AudioDER: Deduplication-enhanced reasoning dataset for post-training large audio-language models
Researchers introduce AudioDER, a ~191k-sample post-training dataset for Large Audio-Language Models (LALMs) built via an acoustic similarity-based deduplication pipeline to reduce redundancy and improve corpus diversity. Each sample pairs an audio clip with a multiple-choice question, answer candidates, a caption, and a chain-of-thought rationale generated by Qwen3-30B. Post-training Qwen2-Audio-7B-Instruct on AudioDER yields consistent gains on audio reasoning benchmarks including MMAU-mini, MMSU, and MMAR. The work addresses a data quality gap in audio-language training rather than proposing a new model architecture.

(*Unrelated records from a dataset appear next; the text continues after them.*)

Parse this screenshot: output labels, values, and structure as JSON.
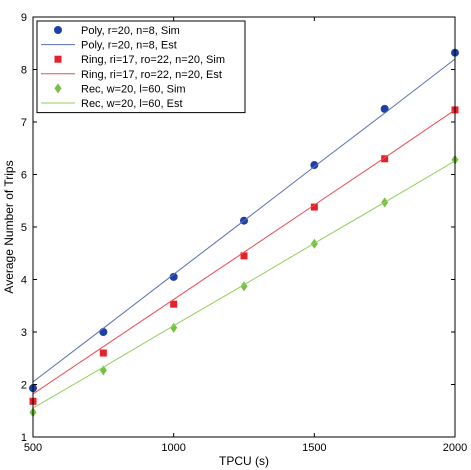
{
  "chart_data": {
    "type": "line",
    "xlabel": "TPCU (s)",
    "ylabel": "Average Number of Trips",
    "xlim": [
      500,
      2000
    ],
    "ylim": [
      1,
      9
    ],
    "xticks": [
      500,
      1000,
      1500,
      2000
    ],
    "yticks": [
      1,
      2,
      3,
      4,
      5,
      6,
      7,
      8,
      9
    ],
    "grid": false,
    "legend_position": "top-left",
    "x": [
      500,
      750,
      1000,
      1250,
      1500,
      1750,
      2000
    ],
    "series": [
      {
        "name": "Poly, r=20, n=8, Sim",
        "kind": "marker",
        "marker": "circle",
        "color": "#1f3fa8",
        "values": [
          1.93,
          3.0,
          4.05,
          5.12,
          6.18,
          7.25,
          8.32
        ]
      },
      {
        "name": "Poly, r=20, n=8, Est",
        "kind": "line",
        "color": "#5a6eb8",
        "values": [
          2.05,
          3.07,
          4.1,
          5.12,
          6.15,
          7.17,
          8.2
        ]
      },
      {
        "name": "Ring, ri=17, ro=22, n=20, Sim",
        "kind": "marker",
        "marker": "square",
        "color": "#e8202a",
        "values": [
          1.68,
          2.6,
          3.53,
          4.45,
          5.38,
          6.3,
          7.23
        ]
      },
      {
        "name": "Ring, ri=17, ro=22, n=20, Est",
        "kind": "line",
        "color": "#ee4a50",
        "values": [
          1.82,
          2.72,
          3.62,
          4.52,
          5.42,
          6.32,
          7.23
        ]
      },
      {
        "name": "Rec, w=20, l=60, Sim",
        "kind": "marker",
        "marker": "diamond",
        "color": "#76c043",
        "values": [
          1.47,
          2.27,
          3.08,
          3.87,
          4.68,
          5.47,
          6.28
        ]
      },
      {
        "name": "Rec, w=20, l=60, Est",
        "kind": "line",
        "color": "#8ed25e",
        "values": [
          1.55,
          2.33,
          3.12,
          3.9,
          4.69,
          5.47,
          6.26
        ]
      }
    ]
  }
}
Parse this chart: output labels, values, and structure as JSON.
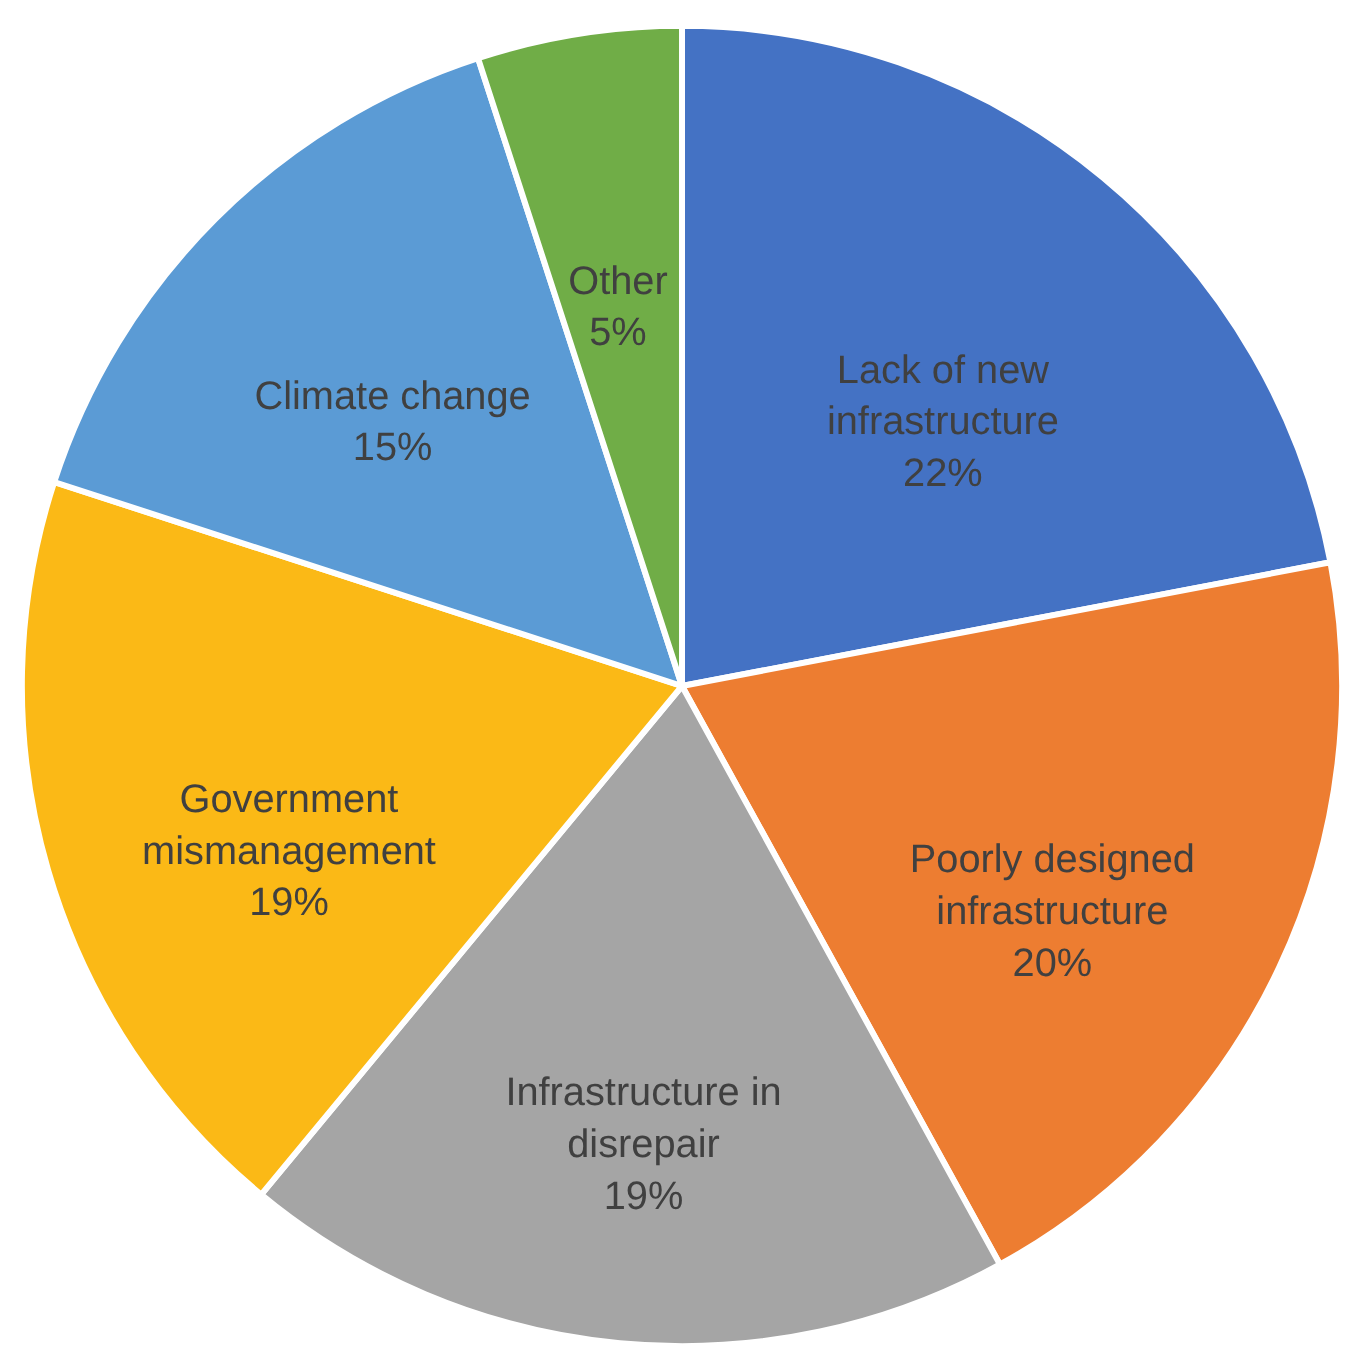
{
  "chart_data": {
    "type": "pie",
    "categories": [
      "Lack of new infrastructure",
      "Poorly designed infrastructure",
      "Infrastructure in disrepair",
      "Government mismanagement",
      "Climate change",
      "Other"
    ],
    "values": [
      22,
      20,
      19,
      19,
      15,
      5
    ],
    "colors": [
      "#4472c4",
      "#ed7d31",
      "#a5a5a5",
      "#fbb916",
      "#5b9bd5",
      "#70ad47"
    ],
    "value_labels": [
      "22%",
      "20%",
      "19%",
      "19%",
      "15%",
      "5%"
    ],
    "legend": false
  }
}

USAD 2.0: Universal audio encoder scales to 1B parameters via representation distillation
USAD 2.0 is a new universal audio encoder that integrates knowledge from both self-supervised and supervised foundation models through domain-aware distillation, extending coverage to speech, music, and general audio domains. The model scales to one billion parameters via depth scaling and adds a second-stage supervised distillation step for downstream alignment with audio LLMs. Experiments report strong or state-of-the-art results across probing and LLM-based evaluations, addressing limitations of prior multi-domain encoders like USAD and SPEAR.
Using LoRA for Efficient Stable Diffusion Fine-Tuning
This Hugging Face blog post explains how Low-Rank Adaptation (LoRA) can be applied to fine-tune Stable Diffusion models efficiently. LoRA reduces the number of trainable parameters by decomposing weight updates into low-rank matrices, enabling fine-tuning on consumer hardware with significantly less memory. The post covers practical implementation details using the diffusers library.
RL-based alignment improves interactivity in full-duplex spoken dialogue models
Researchers propose a post-training alignment method using reinforcement learning to improve interactivity in full-duplex spoken dialogue models, which can listen and speak simultaneously. The method addresses four canonical axes of interactivity—pause handling, turn-taking, backchanneling, and user interruption—each with axis-specific reward functions, plus an LLM-based reward to prevent semantic degradation. The approach is applied to two open-source models, Moshi and PersonaPlex, showing consistent improvements in both offline and real-time multi-turn evaluation.
LoRA Training Scripts of the World, Unite!
Hugging Face published a blog post consolidating and comparing advanced LoRA fine-tuning scripts for Stable Diffusion XL, covering techniques such as pivotal tuning, custom captions, and various regularization strategies. The post aims to unify fragmented community training approaches into a more coherent set of best practices. It serves as a practical guide for practitioners fine-tuning SDXL models with LoRA adapters.